Updated 11/19/2020 - By Victor Fung
NOTE (5/2/2021): The data is now stored in a separate repository due to size. It can be accessed here: https://figshare.com/articles/dataset/DOSnet_data/14511978
This repo provides the code to run DOSnet, as detailed in the manuscript: Machine Learned Features from Density of States for Accurate Adsorption Energy Prediction. [1] DOSnet is a machine learning model which takes density of states as inputs to predict a targeted property such as adsorption energies.
Introduction:
Materials databases generated by high-throughput computational screening, typically using density functional theory (DFT), have become valuable resources for discovering new heterogeneous catalysts, though the computational cost associated with generating them presents a crucial roadblock. Hence there is a significant demand for developing descriptors or features, in lieu of DFT, to accurately predict catalytic properties, such as adsorption energies. Here, we demonstrate an approach to predict energies using a convolutional neural network-based machine learning model to automatically obtain key features from the electronic density of states (DOS). The model, DOSnet, is evaluated for a diverse set of adsorbates and surfaces, yielding a mean absolute error of just 0.1 eV. In addition, DOSnet can provide physically meaningful predictions and insights by predicting responses to external perturbations to the electronic structure without additional DFT calculations, paving the way for the accelerated discovery of materials and catalysts by exploration of the electronic space.
Usage:
-
Install prerequisites listed in requirements.txt. You will need:
Keras==2.2.2
numpy==1.14.3
scikit_learn==0.23.2 -
To run the code on existing examples provided here, first unpack the data file containing the DOS and energies:
tar -xvf "your_file_here.tar.gz"
or for the combined data:
cat Combined_data.tar.gz.split* > Combined_data.tar.gz
tar -xvf Combined_data.tar.gz -
Run DOSnet:
python Main.py
Example:
python Main.py --multi_adsorbate=1 --data_dir='Combined_data' --save_model=1 --batch_size=128
Output will be written to txt files as "predict_test.txt" or "predict_train.txt" or "CV_predict.txt" for a cross-validation run.
Notes:
-
For user generated training data, please note the data format for the ML input used here:
-The surface and adsorbate DOS is saved as numpy arrays with shape (A, B, C) where A is number of samples, B is length of DOS file (2000 in the example), and C is number of channels.
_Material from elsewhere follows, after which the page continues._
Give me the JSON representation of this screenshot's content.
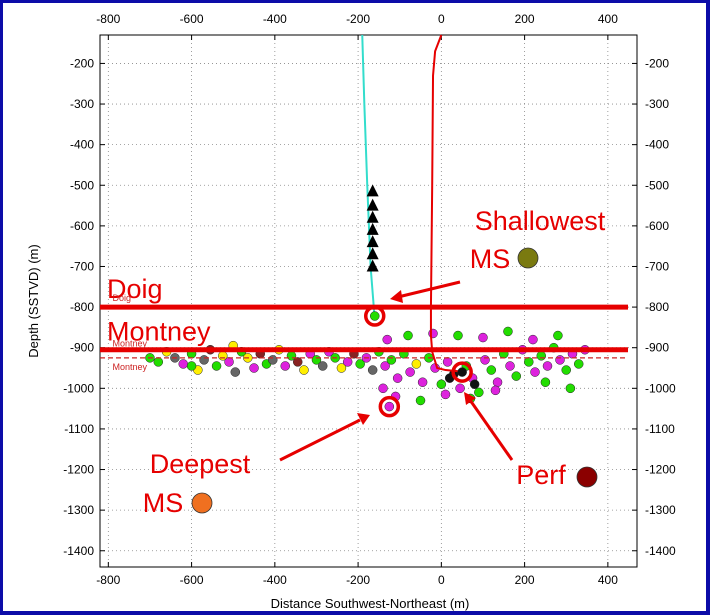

-Number of channels here is 27 for x_surface_dos which contains 9 orbitals x up to 3 adsorbing surface atoms. E.g. a top site will have the first 9 channels filled and remaining as zeros. This can be changed to individual specifications. \ -
The code can run on CPU or GPU depending on which resources are available and visible. If a GPU is available, it should be used automatically, but for more details consult the Keras documentation.
-
Model weights can be saved and loaded for transfer learning. A saved model is provided here as "DOSnet_saved.h5" which has been trained on approx. 37000 adsorption energies from Mamun et al. [2] Alternatively, they can be re-generated using the provided code and the "Combined_data" file containing the training data used.
-
Pytorch implementation forthcoming.
-
For any additional questions please contact Victor Fung at fungv(at)ornl.gov
References:
[1] : Fung, V., Hu, G., Ganesh, P. et al. Machine learned features from density of states for accurate adsorption energy prediction. Nat Commun 12, 88 (2021) link: https://www.nature.com/articles/s41467-020-20342-6
[2] : Mamun, O., Winther, K.T., Boes, J.R. et al. High-throughput calculations of catalytic properties of bimetallic alloy surfaces. Sci Data 6, 76 (2019).